The rest of Gray’s party climbed out of the taxi in various poses of exhaustion. Vigor, hunched and bleary-eyed, looked like someone had washed him and put him away wet in the humid air, whereas Seichan stretched like a waking cat, one hand protecting her wounded side. Her eyes smoldered past him to inspect their accommodations. Kowalski scratched at his armpit and did the same, whistling between his teeth, which set a dog to barking a block deeper into the village.

Nasser had arranged their spectacular accommodations.

It was where they were to await his arrival.

In another two hours.

Across a curved entry road the three-story colonial hotel spread from the river in yellow wings of plaster and timber, roofed in red stone, anchored in manicured French gardens. Its history typified the entire region. The seventy-five-year-old lodge used to be named the Grand Hôtel des Ruines, servicing French and British tourists wishing to visit the nearby complex of Angkor ruins, which lay only five miles away. Both hotel and village had eventually fallen into near ruin during the bloody and brutal years of the Khmer Rouge, where millions were murdered in one of the most heinous acts of genocide, annihilating one-fourth of Cambodia’s population. Such atrocities put a damper on tourism. But with the fall of the Khmer Rouge, people had returned. The hotel rose from its ashes, meticulously renovated in all its colonial charm and renamed the Grand Hôtel d’Angkor.

Siem Reap had similarly been revitalized — if with a bit less care. Hotels and hostels had multiplied in a continual creep out from the river’s east and west banks, along with restaurants, bars, Internet cafés, travel agents, fruit and spice stands, and myriad markets selling Cambodian carved curios, filigreed silver, postcards, T-shirts, and trinkets.

But here in the early hours — with neither tourist nor sun yet risen — some of the charm and mystery still remained in its architectural mix of Asian and French culture. An ox-driven cart laden with spiky-skinned durian fruit ambled down the road toward the Old Market, while a manservant in a pressed white jacket slowly swept the hotel’s porch.

As Gray climbed the stairs, leading his group, the sweeper smiled shyly, set aside his task, and opened the door for them.

The lobby was bright with marble and polished woods, perfumed by large flowering displays of roses, orchids, jasmine, and lotus. An antique elevator cage, wrapped in intricately twined wrought iron stood beside an inviting curve of stairs.

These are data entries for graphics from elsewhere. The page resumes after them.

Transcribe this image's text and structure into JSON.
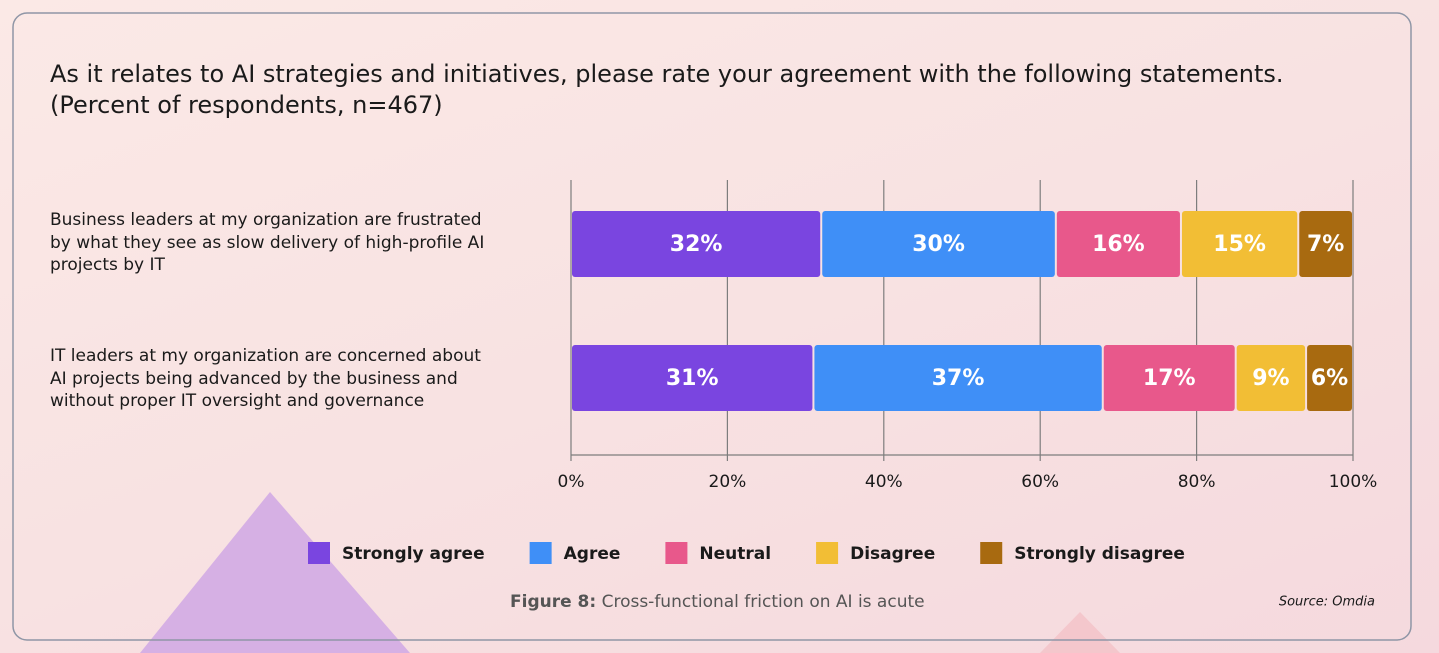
{
  "chart_data": {
    "type": "stacked-bar-horizontal",
    "title": "As it relates to AI strategies and initiatives, please rate your agreement with the following statements.",
    "subtitle": "(Percent of respondents, n=467)",
    "categories": [
      "Business leaders at my organization are frustrated by what they see as slow delivery of high-profile AI projects by IT",
      "IT leaders at my organization are concerned about AI projects being advanced by the business and without proper IT oversight and governance"
    ],
    "series": [
      {
        "name": "Strongly agree",
        "color": "#7a45e0",
        "values": [
          32,
          31
        ],
        "value_labels": [
          "32%",
          "31%"
        ]
      },
      {
        "name": "Agree",
        "color": "#3f8ff7",
        "values": [
          30,
          37
        ],
        "value_labels": [
          "30%",
          "37%"
        ]
      },
      {
        "name": "Neutral",
        "color": "#e8588b",
        "values": [
          16,
          17
        ],
        "value_labels": [
          "16%",
          "17%"
        ]
      },
      {
        "name": "Disagree",
        "color": "#f2be35",
        "values": [
          15,
          9
        ],
        "value_labels": [
          "15%",
          "9%"
        ]
      },
      {
        "name": "Strongly disagree",
        "color": "#a86a10",
        "values": [
          7,
          6
        ],
        "value_labels": [
          "7%",
          "6%"
        ]
      }
    ],
    "xlim": [
      0,
      100
    ],
    "xticks": [
      {
        "value": 0,
        "label": "0%"
      },
      {
        "value": 20,
        "label": "20%"
      },
      {
        "value": 40,
        "label": "40%"
      },
      {
        "value": 60,
        "label": "60%"
      },
      {
        "value": 80,
        "label": "80%"
      },
      {
        "value": 100,
        "label": "100%"
      }
    ],
    "grid": true,
    "legend_position": "bottom",
    "caption_label": "Figure 8:",
    "caption": "Cross-functional friction on AI is acute",
    "source": "Source: Omdia"
  }
}
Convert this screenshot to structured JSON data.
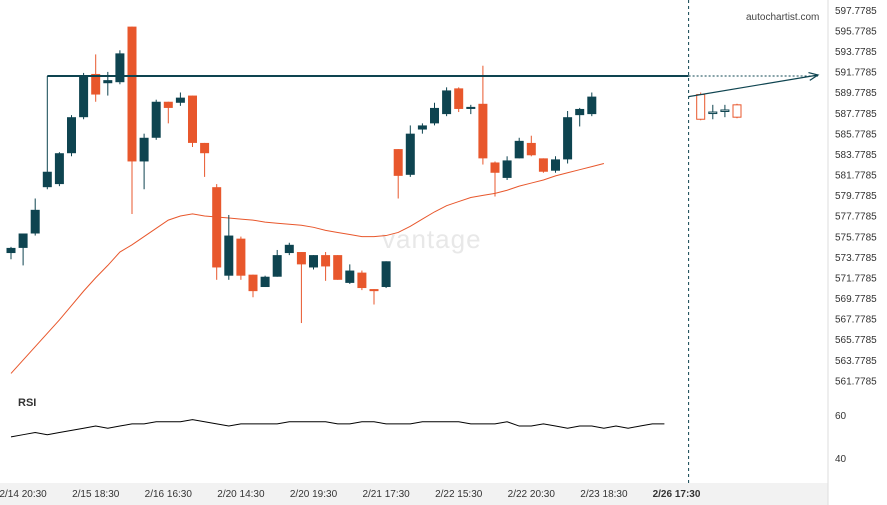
{
  "brand": "autochartist.com",
  "watermark": "vantage",
  "colors": {
    "bull": "#0e4450",
    "bear": "#e8572c",
    "ma": "#e8572c",
    "resistance": "#0e4450",
    "rsi": "#000000",
    "grid_bg": "#f7f7f7",
    "axis_text": "#333333"
  },
  "chart_data": [
    {
      "type": "candlestick",
      "title": "",
      "y_ticks": [
        "597.7785",
        "595.7785",
        "593.7785",
        "591.7785",
        "589.7785",
        "587.7785",
        "585.7785",
        "583.7785",
        "581.7785",
        "579.7785",
        "577.7785",
        "575.7785",
        "573.7785",
        "571.7785",
        "569.7785",
        "567.7785",
        "565.7785",
        "563.7785",
        "561.7785"
      ],
      "ylim": [
        560.7,
        598.3
      ],
      "x_tick_labels": [
        "2/14 20:30",
        "2/15 18:30",
        "2/16 16:30",
        "2/20 14:30",
        "2/20 19:30",
        "2/21 17:30",
        "2/22 15:30",
        "2/22 20:30",
        "2/23 18:30",
        "2/26 17:30"
      ],
      "x_tick_index": [
        1,
        7,
        13,
        19,
        25,
        31,
        37,
        43,
        49,
        55
      ],
      "resistance_level": 591.4,
      "resistance_start_index": 3,
      "current_index": 56,
      "forecast_target": 591.5,
      "candles": [
        {
          "o": 574.2,
          "h": 574.8,
          "l": 573.6,
          "c": 574.7
        },
        {
          "o": 574.7,
          "h": 576.0,
          "l": 573.0,
          "c": 576.1
        },
        {
          "o": 576.1,
          "h": 579.5,
          "l": 575.9,
          "c": 578.4
        },
        {
          "o": 580.6,
          "h": 591.4,
          "l": 580.4,
          "c": 582.1
        },
        {
          "o": 580.9,
          "h": 584.0,
          "l": 580.7,
          "c": 583.9
        },
        {
          "o": 583.9,
          "h": 587.6,
          "l": 583.6,
          "c": 587.4
        },
        {
          "o": 587.4,
          "h": 591.7,
          "l": 587.2,
          "c": 591.4
        },
        {
          "o": 591.6,
          "h": 593.5,
          "l": 588.9,
          "c": 589.6
        },
        {
          "o": 590.7,
          "h": 591.8,
          "l": 589.5,
          "c": 591.0
        },
        {
          "o": 590.8,
          "h": 593.9,
          "l": 590.6,
          "c": 593.6
        },
        {
          "o": 596.2,
          "h": 596.2,
          "l": 578.0,
          "c": 583.1
        },
        {
          "o": 583.1,
          "h": 585.8,
          "l": 580.4,
          "c": 585.4
        },
        {
          "o": 585.4,
          "h": 589.1,
          "l": 585.2,
          "c": 588.9
        },
        {
          "o": 588.9,
          "h": 588.9,
          "l": 586.8,
          "c": 588.3
        },
        {
          "o": 588.8,
          "h": 589.8,
          "l": 588.5,
          "c": 589.3
        },
        {
          "o": 589.5,
          "h": 589.5,
          "l": 584.5,
          "c": 584.9
        },
        {
          "o": 584.9,
          "h": 584.9,
          "l": 581.6,
          "c": 583.9
        },
        {
          "o": 580.6,
          "h": 580.9,
          "l": 571.6,
          "c": 572.8
        },
        {
          "o": 572.0,
          "h": 577.9,
          "l": 571.6,
          "c": 575.9
        },
        {
          "o": 575.6,
          "h": 575.8,
          "l": 571.6,
          "c": 572.0
        },
        {
          "o": 572.1,
          "h": 572.1,
          "l": 569.9,
          "c": 570.5
        },
        {
          "o": 570.9,
          "h": 572.0,
          "l": 570.9,
          "c": 571.9
        },
        {
          "o": 571.9,
          "h": 574.5,
          "l": 571.9,
          "c": 574.0
        },
        {
          "o": 574.2,
          "h": 575.2,
          "l": 574.0,
          "c": 575.0
        },
        {
          "o": 574.3,
          "h": 574.3,
          "l": 567.4,
          "c": 573.1
        },
        {
          "o": 572.8,
          "h": 574.0,
          "l": 572.6,
          "c": 574.0
        },
        {
          "o": 574.0,
          "h": 574.3,
          "l": 571.5,
          "c": 572.9
        },
        {
          "o": 574.0,
          "h": 574.0,
          "l": 571.6,
          "c": 571.6
        },
        {
          "o": 571.3,
          "h": 573.1,
          "l": 571.2,
          "c": 572.5
        },
        {
          "o": 572.3,
          "h": 572.5,
          "l": 570.6,
          "c": 570.8
        },
        {
          "o": 570.7,
          "h": 570.7,
          "l": 569.2,
          "c": 570.5
        },
        {
          "o": 570.9,
          "h": 573.4,
          "l": 570.8,
          "c": 573.4
        },
        {
          "o": 584.3,
          "h": 584.3,
          "l": 579.5,
          "c": 581.7
        },
        {
          "o": 581.8,
          "h": 586.6,
          "l": 581.6,
          "c": 585.8
        },
        {
          "o": 586.2,
          "h": 586.8,
          "l": 585.8,
          "c": 586.6
        },
        {
          "o": 586.8,
          "h": 588.8,
          "l": 586.6,
          "c": 588.3
        },
        {
          "o": 587.7,
          "h": 590.3,
          "l": 587.5,
          "c": 590.0
        },
        {
          "o": 590.2,
          "h": 590.3,
          "l": 587.9,
          "c": 588.2
        },
        {
          "o": 588.2,
          "h": 588.6,
          "l": 587.7,
          "c": 588.4
        },
        {
          "o": 588.7,
          "h": 592.4,
          "l": 582.8,
          "c": 583.4
        },
        {
          "o": 583.0,
          "h": 583.1,
          "l": 579.7,
          "c": 582.0
        },
        {
          "o": 581.5,
          "h": 583.6,
          "l": 581.3,
          "c": 583.2
        },
        {
          "o": 583.4,
          "h": 585.4,
          "l": 583.4,
          "c": 585.1
        },
        {
          "o": 584.9,
          "h": 585.6,
          "l": 583.6,
          "c": 583.7
        },
        {
          "o": 583.4,
          "h": 583.4,
          "l": 582.0,
          "c": 582.1
        },
        {
          "o": 582.2,
          "h": 583.6,
          "l": 582.0,
          "c": 583.3
        },
        {
          "o": 583.3,
          "h": 588.0,
          "l": 582.9,
          "c": 587.4
        },
        {
          "o": 587.6,
          "h": 588.3,
          "l": 586.5,
          "c": 588.2
        },
        {
          "o": 587.7,
          "h": 589.8,
          "l": 587.5,
          "c": 589.4
        }
      ],
      "forecast_candles": [
        {
          "o": 589.6,
          "h": 589.8,
          "l": 587.1,
          "c": 587.2
        },
        {
          "o": 587.8,
          "h": 588.6,
          "l": 587.2,
          "c": 587.9
        },
        {
          "o": 588.0,
          "h": 588.6,
          "l": 587.4,
          "c": 588.1
        },
        {
          "o": 588.6,
          "h": 588.7,
          "l": 587.3,
          "c": 587.4
        }
      ],
      "ma_series": [
        562.5,
        563.8,
        565.1,
        566.4,
        567.7,
        569.1,
        570.5,
        571.8,
        573.0,
        574.3,
        575.0,
        575.8,
        576.6,
        577.4,
        577.8,
        578.0,
        577.8,
        577.7,
        577.6,
        577.5,
        577.4,
        577.2,
        577.1,
        577.0,
        576.9,
        576.7,
        576.4,
        576.2,
        576.0,
        575.8,
        575.8,
        575.9,
        576.2,
        576.8,
        577.5,
        578.2,
        578.8,
        579.2,
        579.6,
        579.8,
        580.0,
        580.3,
        580.7,
        581.0,
        581.3,
        581.7,
        582.0,
        582.3,
        582.6,
        582.9
      ],
      "ma_start_index": 0
    },
    {
      "type": "line",
      "title": "RSI",
      "y_ticks": [
        "60",
        "40"
      ],
      "ylim": [
        30,
        68
      ],
      "values": [
        50,
        51,
        52,
        51,
        52,
        53,
        54,
        55,
        54,
        55,
        56,
        56,
        57,
        57,
        57,
        58,
        57,
        56,
        55,
        56,
        56,
        56,
        56,
        57,
        57,
        57,
        57,
        56,
        56,
        57,
        57,
        56,
        56,
        56,
        57,
        57,
        57,
        57,
        56,
        56,
        56,
        57,
        55,
        55,
        56,
        55,
        54,
        55,
        55,
        54,
        55,
        54,
        55,
        56,
        56
      ]
    }
  ]
}
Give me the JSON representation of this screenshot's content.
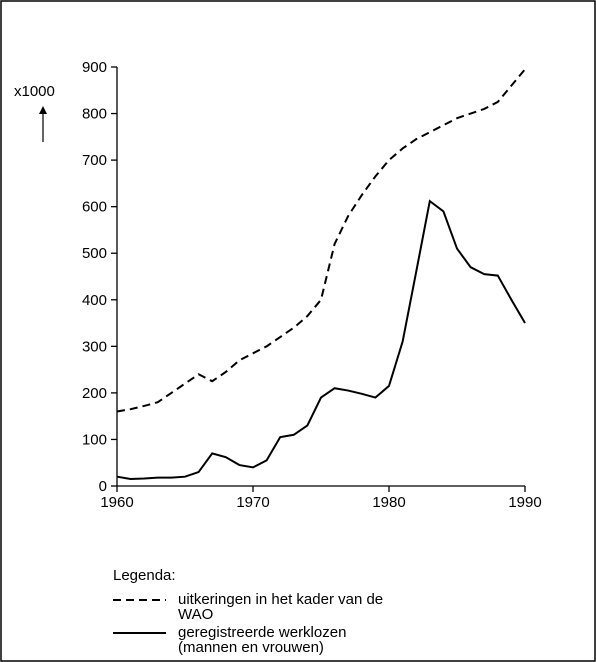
{
  "chart_data": {
    "type": "line",
    "y_unit_label": "x1000",
    "legend_title": "Legenda:",
    "x": [
      1960,
      1961,
      1962,
      1963,
      1964,
      1965,
      1966,
      1967,
      1968,
      1969,
      1970,
      1971,
      1972,
      1973,
      1974,
      1975,
      1976,
      1977,
      1978,
      1979,
      1980,
      1981,
      1982,
      1983,
      1984,
      1985,
      1986,
      1987,
      1988,
      1989,
      1990
    ],
    "series": [
      {
        "name": "uitkeringen in het kader van de WAO",
        "color": "#000000",
        "dash": true,
        "values": [
          160,
          165,
          172,
          180,
          200,
          220,
          240,
          225,
          245,
          270,
          285,
          300,
          320,
          340,
          365,
          400,
          520,
          580,
          625,
          665,
          700,
          725,
          745,
          760,
          775,
          790,
          800,
          810,
          825,
          860,
          895
        ]
      },
      {
        "name": "geregistreerde werklozen (mannen en vrouwen)",
        "color": "#000000",
        "dash": false,
        "values": [
          20,
          15,
          16,
          18,
          18,
          20,
          30,
          70,
          62,
          45,
          40,
          55,
          105,
          110,
          130,
          190,
          210,
          205,
          198,
          190,
          215,
          310,
          460,
          612,
          590,
          510,
          470,
          455,
          452,
          400,
          350
        ]
      }
    ],
    "xlim": [
      1960,
      1990
    ],
    "xticks": [
      1960,
      1970,
      1980,
      1990
    ],
    "ylim": [
      0,
      900
    ],
    "yticks": [
      0,
      100,
      200,
      300,
      400,
      500,
      600,
      700,
      800,
      900
    ]
  }
}
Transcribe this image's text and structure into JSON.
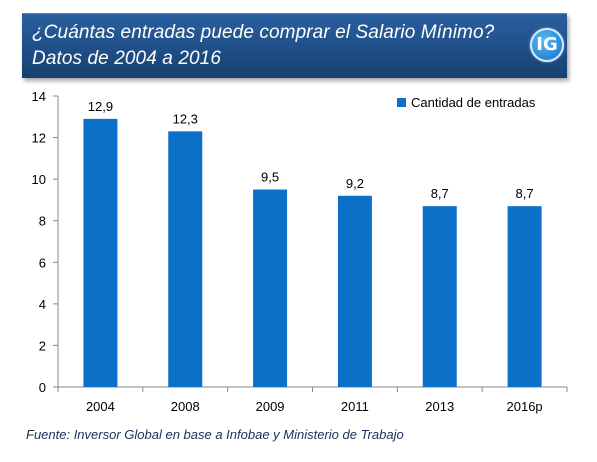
{
  "header": {
    "title_line1": "¿Cuántas entradas puede comprar el Salario Mínimo?",
    "title_line2": "Datos de 2004 a 2016",
    "badge": "IG"
  },
  "source": "Fuente: Inversor Global en base a Infobae y Ministerio de Trabajo",
  "colors": {
    "header_bg": "#1f4f88",
    "bar": "#0b70c8",
    "badge": "#2c8fdc"
  },
  "chart_data": {
    "type": "bar",
    "categories": [
      "2004",
      "2008",
      "2009",
      "2011",
      "2013",
      "2016p"
    ],
    "series": [
      {
        "name": "Cantidad de entradas",
        "values": [
          12.9,
          12.3,
          9.5,
          9.2,
          8.7,
          8.7
        ],
        "labels": [
          "12,9",
          "12,3",
          "9,5",
          "9,2",
          "8,7",
          "8,7"
        ]
      }
    ],
    "ylim": [
      0,
      14
    ],
    "yticks": [
      0,
      2,
      4,
      6,
      8,
      10,
      12,
      14
    ],
    "grid": false,
    "legend_position": "top-right"
  }
}
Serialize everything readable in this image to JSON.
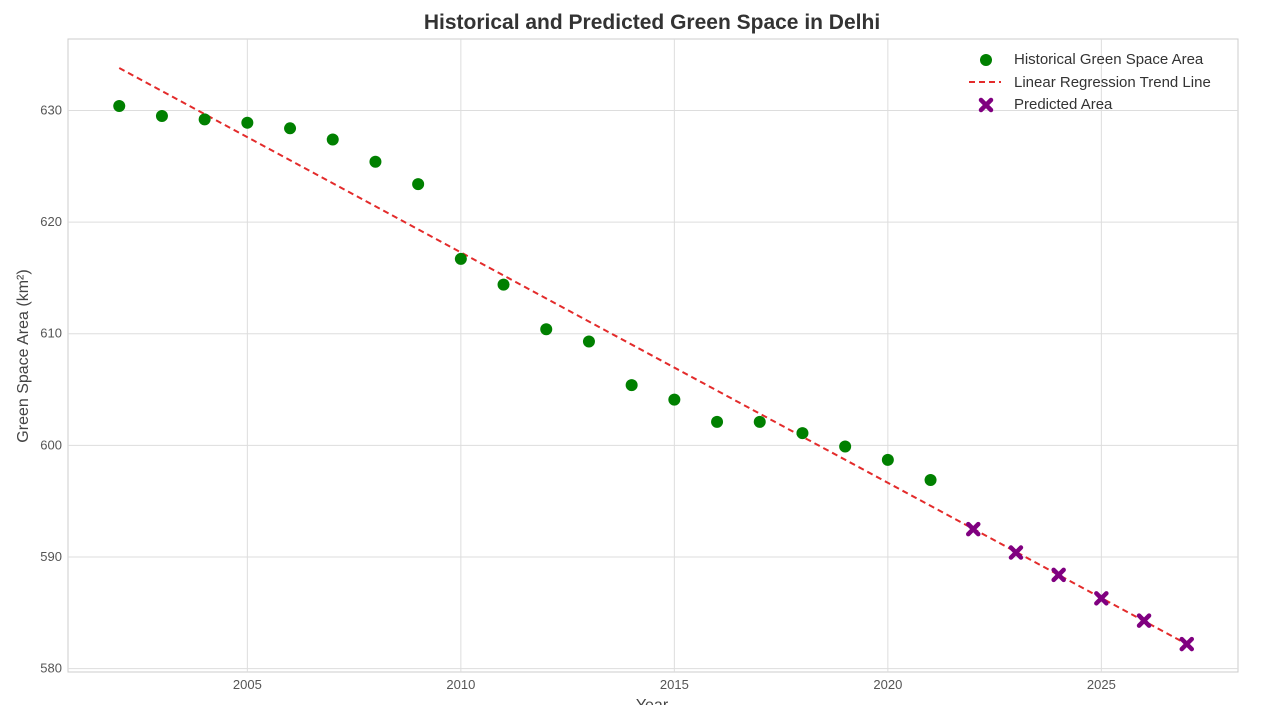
{
  "chart_data": {
    "type": "scatter",
    "title": "Historical and Predicted Green Space in Delhi",
    "xlabel": "Year",
    "ylabel": "Green Space Area (km²)",
    "xlim": [
      2000.8,
      2028.2
    ],
    "ylim": [
      579.7,
      636.4
    ],
    "xticks": [
      2005,
      2010,
      2015,
      2020,
      2025
    ],
    "yticks": [
      580,
      590,
      600,
      610,
      620,
      630
    ],
    "grid": true,
    "legend_position": "top-right",
    "series": [
      {
        "name": "Historical Green Space Area",
        "kind": "scatter",
        "marker": "circle",
        "color": "#008000",
        "x": [
          2002,
          2003,
          2004,
          2005,
          2006,
          2007,
          2008,
          2009,
          2010,
          2011,
          2012,
          2013,
          2014,
          2015,
          2016,
          2017,
          2018,
          2019,
          2020,
          2021
        ],
        "y": [
          630.4,
          629.5,
          629.2,
          628.9,
          628.4,
          627.4,
          625.4,
          623.4,
          616.7,
          614.4,
          610.4,
          609.3,
          605.4,
          604.1,
          602.1,
          602.1,
          601.1,
          599.9,
          598.7,
          596.9
        ]
      },
      {
        "name": "Linear Regression Trend Line",
        "kind": "line",
        "line_style": "dashed",
        "color": "#e32b2b",
        "x": [
          2002,
          2027
        ],
        "y": [
          633.8,
          582.2
        ]
      },
      {
        "name": "Predicted Area",
        "kind": "scatter",
        "marker": "x",
        "color": "#800080",
        "x": [
          2022,
          2023,
          2024,
          2025,
          2026,
          2027
        ],
        "y": [
          592.5,
          590.4,
          588.4,
          586.3,
          584.3,
          582.2
        ]
      }
    ]
  }
}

“The Elephant Bar is around the corner,” Seichan explained, pointing an arm. It was where they were to meet with Nasser.

Gray glanced to his watch for the hundredth time.

“I’ll get us checked in,” Vigor said.

As the monsignor headed over to the reception desk, Gray searched the lobby. Were there Guild agents already here? It was the question that Gray had been asking himself since they landed in Bangkok and switched planes for the short hop here. Seichan had confirmed that the Guild had operatives throughout the region, with deep ties in China and North Korea. It was practically Guild home turf.

Gray did not doubt that Nasser had spies planted along their entire route from the island of Hormuz to Cambodia. To spare his parents’ lives, Gray had been forced to reveal where Marco’s historical trail ended: the ruins of Angkor. It convinced Nasser to delay any immediate plans to murder his parents. But as Gray feared, it had not bought his parents their freedom.

With the sword still poised over his parents’ heads, Gray had refused to elaborate on his second bombshell — the cure for the Judas Strain. Not until Nasser was face-to-face with him and supplied concrete evidence that his parents were released and safe.

So they had agreed to rendezvous here.

An exchange.

Information for his parents’ freedom.

But Gray was no fool. He knew Nasser would never release his parents. This was all a trap by Nasser — and a pure delaying tactic by Gray. Both men knew this. Still, they had no choice but to continue this dance of deceptions. All Gray could do was keep Nasser strung along, to keep hanging that carrot in front of him, in order to buy Director Crowe as much time as possible to find his mother and father.